The Ministry of Economics (Ekonomidepartementet) was a ministry in Sweden established in 1976. The ministry dealt with long-term guidelines for economic policy, the principle orientation of financial and credit policy, international economic cooperation, statistics, questions regarding banking and insurance, the stock exchange and the monetary system. The ministry was headed by the minister of economics. The ministry ceased to exist in 1982.

==History==
The ministry was established after the 1976 Swedish general election when the Ministry of Finance was divided into the Ministry of Economics and the Ministry of the Budget. The division officially took place on 25 November 1976 following a government decision on 11 November. Most of the old Ministry of Finance's approximately 9,000 cases a year were taken care of by the Ministry of the Budget, e.g. the taxes, the budget and salary issues. The Ministry of Economics would primarily work with general guidelines for economic policy and the principled direction of fiscal and credit policy measures. The ministry had to take over the AP fund (AP-fonden) and the other credit and fund systems as well as the monetary system, statistics and international economic cooperation. It would also handle the application of the Share Funds Act (Aktiefondslagen), the Act on Simplified Share Handling (Lagen om förenklad aktiehantering) and the Act on Registration of Shareholdings (Lagen om registrering av aktieinnehav). The ministry would also propose changes to the law for currency regulation. The Ministry of Economics took over the following companies from the Ministry of Finance: Företagskapital AB, Företagskredit AB, AB Industrikredit, Lantbruksnärningarnas sekundarkredit AB, PK-Banken and Värdepapperscentralen VPC AB.

The ministry was headed by the minister of economics. In addition, there was a state secretary, a director general for administrative affairs/legal affairs (expeditionschef/rättschef), a head of planning, a coordination office and a number of units: the Long-term Unit (Långsiktsenheten), the Short-term Unit (Kortsiktsenheten), the International Unit (Internationella enheten) and the Unit for Fiscal Policy (Enheten för finanspolitik). In 1981, the Working Group for Administrative Matters, Budget Matters, etc. (Arbetsgruppen för administrativa frågor, budgetärenden m. m.) and the Banking and Insurance Unit (Bank- och försäkringsenheten) were added. Other officials were a deputy director (kansliråd), a number of desk officers (departementssekreterare), division heads (byrådirektör), department directors, information secretaries, registrars and officials with special assignments.

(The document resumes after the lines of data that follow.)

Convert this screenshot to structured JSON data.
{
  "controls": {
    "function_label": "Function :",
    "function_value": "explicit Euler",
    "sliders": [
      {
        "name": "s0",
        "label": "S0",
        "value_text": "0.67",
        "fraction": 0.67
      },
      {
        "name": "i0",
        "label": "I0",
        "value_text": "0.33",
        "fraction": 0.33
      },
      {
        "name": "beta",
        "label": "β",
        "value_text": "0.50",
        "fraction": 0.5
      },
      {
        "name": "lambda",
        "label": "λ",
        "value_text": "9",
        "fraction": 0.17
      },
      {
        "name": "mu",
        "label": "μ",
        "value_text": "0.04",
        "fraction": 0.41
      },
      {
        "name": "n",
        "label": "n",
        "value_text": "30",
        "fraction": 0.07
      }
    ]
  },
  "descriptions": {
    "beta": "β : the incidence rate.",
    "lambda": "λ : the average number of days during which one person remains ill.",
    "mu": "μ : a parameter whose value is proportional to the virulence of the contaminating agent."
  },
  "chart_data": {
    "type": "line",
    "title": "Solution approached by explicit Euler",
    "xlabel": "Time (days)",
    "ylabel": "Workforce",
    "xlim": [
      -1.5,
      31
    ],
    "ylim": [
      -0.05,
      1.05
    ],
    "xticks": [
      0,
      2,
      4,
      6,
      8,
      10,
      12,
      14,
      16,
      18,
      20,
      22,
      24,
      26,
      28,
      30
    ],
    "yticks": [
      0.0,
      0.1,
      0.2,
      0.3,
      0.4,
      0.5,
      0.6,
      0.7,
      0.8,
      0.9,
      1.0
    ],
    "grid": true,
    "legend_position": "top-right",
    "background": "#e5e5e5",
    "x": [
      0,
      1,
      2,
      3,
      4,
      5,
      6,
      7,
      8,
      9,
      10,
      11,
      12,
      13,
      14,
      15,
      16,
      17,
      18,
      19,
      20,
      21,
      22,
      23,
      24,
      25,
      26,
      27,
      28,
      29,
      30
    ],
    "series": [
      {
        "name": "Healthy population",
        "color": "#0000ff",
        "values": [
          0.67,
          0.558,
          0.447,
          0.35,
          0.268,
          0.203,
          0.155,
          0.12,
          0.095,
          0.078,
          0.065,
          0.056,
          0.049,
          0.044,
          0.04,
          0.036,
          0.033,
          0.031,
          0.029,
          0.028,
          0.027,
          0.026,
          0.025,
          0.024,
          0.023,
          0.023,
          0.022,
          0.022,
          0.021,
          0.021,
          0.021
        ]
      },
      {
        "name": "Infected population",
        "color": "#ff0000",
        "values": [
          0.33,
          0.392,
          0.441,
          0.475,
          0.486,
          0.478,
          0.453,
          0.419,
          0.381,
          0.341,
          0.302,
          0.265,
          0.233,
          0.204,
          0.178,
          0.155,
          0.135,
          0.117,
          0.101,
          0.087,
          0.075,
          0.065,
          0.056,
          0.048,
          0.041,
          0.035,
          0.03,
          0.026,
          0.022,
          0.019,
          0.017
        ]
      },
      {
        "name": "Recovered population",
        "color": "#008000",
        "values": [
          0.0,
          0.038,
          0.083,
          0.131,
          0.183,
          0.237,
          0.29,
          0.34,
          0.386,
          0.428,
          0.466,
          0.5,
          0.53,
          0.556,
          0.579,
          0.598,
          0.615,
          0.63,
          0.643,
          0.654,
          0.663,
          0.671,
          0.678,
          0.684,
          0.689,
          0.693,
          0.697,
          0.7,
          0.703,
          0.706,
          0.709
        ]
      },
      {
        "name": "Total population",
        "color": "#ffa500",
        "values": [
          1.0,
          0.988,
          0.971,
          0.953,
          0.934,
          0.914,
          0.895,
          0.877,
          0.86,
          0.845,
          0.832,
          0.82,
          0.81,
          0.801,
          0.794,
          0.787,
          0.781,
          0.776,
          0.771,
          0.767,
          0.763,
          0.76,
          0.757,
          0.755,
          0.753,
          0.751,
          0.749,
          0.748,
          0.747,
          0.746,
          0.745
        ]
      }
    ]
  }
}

The ministry was abolished after the 1982 Swedish general election and the Ministry of Finance was re-established by Palme's Second Cabinet on 1 January 1983.

==Central boards and agencies==
The following central administrative boards and agencies belonged to the Ministry of Economics: the Royal Swedish Mint (Myntverket), Statistics Sweden, the Index Board (Indexnämnden), the Bank Inspection Board (Bankinspektionen), the National Swedish Private Insurance Inspectorate (Försäkringsinspektionen), the National Institute of Economic Research, the Economic Planning Council (Ekonomiska planeringsrådet) and the Utredningsrådet. Later the Scientific Council of the Statistics Sweden (Statistiska centralbyråns vetenskapliga råd) was added. The following also belonged to the ministry: Stockholm Stock Exchange, the National Swedish Board on Reparations [for War Damages] (Statens krigsskadenämnd) and the National Swedish War Risks Insurance Office (Statens krigsförsäkringsnämnd).